Il silenzio e la solitudine

IL SILENZIO E LA SOLITUDINE

di Padre Ubaldo Cortoni, monaco benedettino camaldolese.


Percepiamo e viviamo il silenzio e la solitudine come una mancanza di parole nel momento in cui una relazione si interrompe, un legame si scioglie, o più semplicemente quando un rapporto è impedito da una circostanza, una condizione che amplifica il senso della distanza dall’altro.

Eppure né il silenzio né la solitudine necessariamente appartengono ad una esperienza di privazione. Una parola in una frase è comprensibile solo se ne rispettiamo la distanza da quella che segue: la sua solitudine, il suo essere parola, dipende da quel silenzio che sulla pagina bianca è lo spazio che la distanzia da ciò che segue; o sono quei muti e quasi insignificanti segni di interpunzione che modellano prima una frase e poi un periodo: , ; : … . sui quali si sofferma il nostro dire. Nel fluire dei nostri pensieri non riusciamo mai a focalizzare questo spazio, queste sospensioni tra una parola e l’altra, queste silenziose interruzioni che dettano il ritmo della frase. Eppure quando solleviamo la penna, – conclusa la scrittura di una parola per iniziare quella seguente -, viviamo senza saperlo quel silenzio e quella solitudine che sembrano opprimerci, quando si presentano nella nostra vita come ospiti non voluti e non desiderati.

Il silenzio è la solitudine sono la grammatica del respiro, la sintassi dell’anima che fanno di una singolare unione di consonati un suono, che apre un mondo per chi l’ascolta. Silenzio e solitudine sono l’anima del lettore, perché per leggere bisogna saper riconoscere ed interpretare quei silenzi: quanto è difficile leggere una poesia, se una poesia può essere letta!
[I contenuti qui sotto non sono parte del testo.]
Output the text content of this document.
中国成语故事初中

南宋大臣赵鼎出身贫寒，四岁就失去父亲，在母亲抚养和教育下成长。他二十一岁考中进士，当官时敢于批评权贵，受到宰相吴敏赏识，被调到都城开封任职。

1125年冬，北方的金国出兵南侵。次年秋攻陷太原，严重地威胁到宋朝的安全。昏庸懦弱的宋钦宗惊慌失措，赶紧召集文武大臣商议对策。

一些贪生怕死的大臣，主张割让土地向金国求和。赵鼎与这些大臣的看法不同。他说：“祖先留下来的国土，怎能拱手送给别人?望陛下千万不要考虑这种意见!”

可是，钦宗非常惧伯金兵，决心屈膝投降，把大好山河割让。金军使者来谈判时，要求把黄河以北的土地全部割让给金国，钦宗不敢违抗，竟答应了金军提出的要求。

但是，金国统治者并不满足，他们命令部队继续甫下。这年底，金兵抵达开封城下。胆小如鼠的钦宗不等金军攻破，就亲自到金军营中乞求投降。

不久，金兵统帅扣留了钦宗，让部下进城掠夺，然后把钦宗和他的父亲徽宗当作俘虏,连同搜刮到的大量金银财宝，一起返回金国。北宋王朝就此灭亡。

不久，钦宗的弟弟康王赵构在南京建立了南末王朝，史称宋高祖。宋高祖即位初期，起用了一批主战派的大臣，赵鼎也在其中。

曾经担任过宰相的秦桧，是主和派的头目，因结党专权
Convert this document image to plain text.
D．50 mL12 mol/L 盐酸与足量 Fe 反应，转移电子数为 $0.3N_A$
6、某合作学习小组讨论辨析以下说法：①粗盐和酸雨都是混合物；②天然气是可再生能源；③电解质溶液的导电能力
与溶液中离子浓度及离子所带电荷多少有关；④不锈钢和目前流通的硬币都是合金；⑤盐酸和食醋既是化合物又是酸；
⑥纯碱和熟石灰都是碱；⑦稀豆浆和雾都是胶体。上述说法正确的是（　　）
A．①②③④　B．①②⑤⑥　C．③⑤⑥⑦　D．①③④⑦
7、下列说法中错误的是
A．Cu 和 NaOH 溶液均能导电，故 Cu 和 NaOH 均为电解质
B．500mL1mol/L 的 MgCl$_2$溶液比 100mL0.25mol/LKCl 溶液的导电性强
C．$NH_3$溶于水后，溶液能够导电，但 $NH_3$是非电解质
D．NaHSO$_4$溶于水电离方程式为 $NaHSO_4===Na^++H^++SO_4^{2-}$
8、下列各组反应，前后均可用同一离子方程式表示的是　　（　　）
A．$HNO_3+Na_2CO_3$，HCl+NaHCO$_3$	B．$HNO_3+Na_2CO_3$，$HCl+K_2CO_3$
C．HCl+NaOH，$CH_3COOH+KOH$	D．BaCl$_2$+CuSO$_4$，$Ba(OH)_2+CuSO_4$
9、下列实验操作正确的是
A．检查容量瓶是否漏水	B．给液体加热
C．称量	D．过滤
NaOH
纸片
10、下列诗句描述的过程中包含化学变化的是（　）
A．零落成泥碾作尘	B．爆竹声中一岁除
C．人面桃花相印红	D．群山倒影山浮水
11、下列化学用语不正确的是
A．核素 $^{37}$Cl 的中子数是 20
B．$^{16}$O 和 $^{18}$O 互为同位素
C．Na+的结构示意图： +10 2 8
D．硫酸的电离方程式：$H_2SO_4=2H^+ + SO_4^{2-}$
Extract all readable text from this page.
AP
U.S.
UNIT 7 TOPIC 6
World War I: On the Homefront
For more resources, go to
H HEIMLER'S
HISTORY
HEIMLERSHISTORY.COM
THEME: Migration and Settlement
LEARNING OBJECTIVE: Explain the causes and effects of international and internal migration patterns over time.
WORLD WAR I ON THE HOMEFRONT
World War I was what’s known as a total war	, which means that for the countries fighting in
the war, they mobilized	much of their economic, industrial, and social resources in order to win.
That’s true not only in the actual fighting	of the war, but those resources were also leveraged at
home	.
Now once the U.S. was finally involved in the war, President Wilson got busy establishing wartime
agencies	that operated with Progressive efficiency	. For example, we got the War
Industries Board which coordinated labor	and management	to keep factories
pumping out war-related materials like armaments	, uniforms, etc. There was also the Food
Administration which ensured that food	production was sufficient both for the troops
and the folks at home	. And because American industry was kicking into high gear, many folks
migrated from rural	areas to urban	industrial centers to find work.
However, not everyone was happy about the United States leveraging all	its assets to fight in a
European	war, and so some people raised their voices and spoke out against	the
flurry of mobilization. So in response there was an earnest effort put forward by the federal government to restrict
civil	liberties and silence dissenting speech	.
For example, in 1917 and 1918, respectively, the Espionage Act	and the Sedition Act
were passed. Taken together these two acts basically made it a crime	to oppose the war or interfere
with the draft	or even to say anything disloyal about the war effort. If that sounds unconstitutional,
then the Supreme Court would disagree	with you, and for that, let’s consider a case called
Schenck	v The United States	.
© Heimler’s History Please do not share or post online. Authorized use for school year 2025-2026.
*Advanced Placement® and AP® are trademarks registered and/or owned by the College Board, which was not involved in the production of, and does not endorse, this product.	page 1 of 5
Perché il suo contenuto è il suo contenitore, cioè la parola.

Il silenzio e la solitudine ci guidano prima ancora che alla comprensione del contenuto alla relazione con il suo contenitore, lo scritto. Se riportate a noi, silenzio e solitudine, aprono prima alla relazione con noi stessi e solo in un secondo momento ci guidano alla comprensione di noi stessi…

Il silenzio dunque non è nel fluire dei pensieri o nella ricerca di ricordi, ma è un fermarsi nella solitudine di una stanza tutta per sé (Virginia Woolf, A Room of One’s Own). Questa stanza al principio è un luogo fisico, delimitato da pareti sulle quali l’apertura di una finestra appare al principio come una via di fuga, un’interruzione del monotono susseguirsi delle pareti. Eppure ciò che sembra monotono, il silenzio delle mura nella confusione iniziale dei nostri pensieri, è quello che dà valore alla luce che entra dalla finestra. Quella ferita nella tessitura delle pareti, quella semplice finestra, che ci appare come la soluzione alla solitudine della stanza, è in realtà un inganno se la nostra attenzione è attratta da quello che mostra all’esterno, invece di illuminare con la sua luce quello che sta all’interno.

Il silenzio e la solitudine di una stanza ci spaventa perché non sapendo più leggere, cioè ascoltare, – perché un lettore prima di tutto è chi sa ascoltare -, ci sfugge la grammatica della nostra vita, o meglio non il significato della nostra esistenza, ma la vita che fluisce in noi, il respiro, quel silenzioso ritmo del nostro respiro, che come i segni di interpunzione sulla pagina, sfugge alla nostra attenzione.

In una stanza dove ci siamo noi e null’altro che noi a tenerci compagnia, il respiro diventa l’unico linguaggio capace di aprire un varco nella nostra interiorità, un invito a diventare i compagni di noi stessi, senza giudizi o pregiudizi, ma semplicemente accompagnati ad ascoltare il nostro corpo attraverso il respiro, ciò che più di ogni altra cosa unisce interno ed esterno, quello che unisce la nostra singolarità riconquistata ad ogni altra vita.

Il silenzio e solitudine, come quella di una cella eremitica, alla fine di tutto, diventano la condizione che ci permette di riappropriarci della nostra vita, capace di ricondurre i bisogni all’essenziale, al respiro, alle pause a cui la scrittura affida il ritmo di una frase. Silenzio e solitudine permettono ad una finestra di illuminare l’interno della stanza; ci permettono di non cercare noi stessi all’esterno ma di fermarci all’interno, di contemplare quanto quella stanza custodisce e si offre al nostro sguardo. Silenzio e solitudine sono l’ascolto che permettono al lettore di gustare la parola.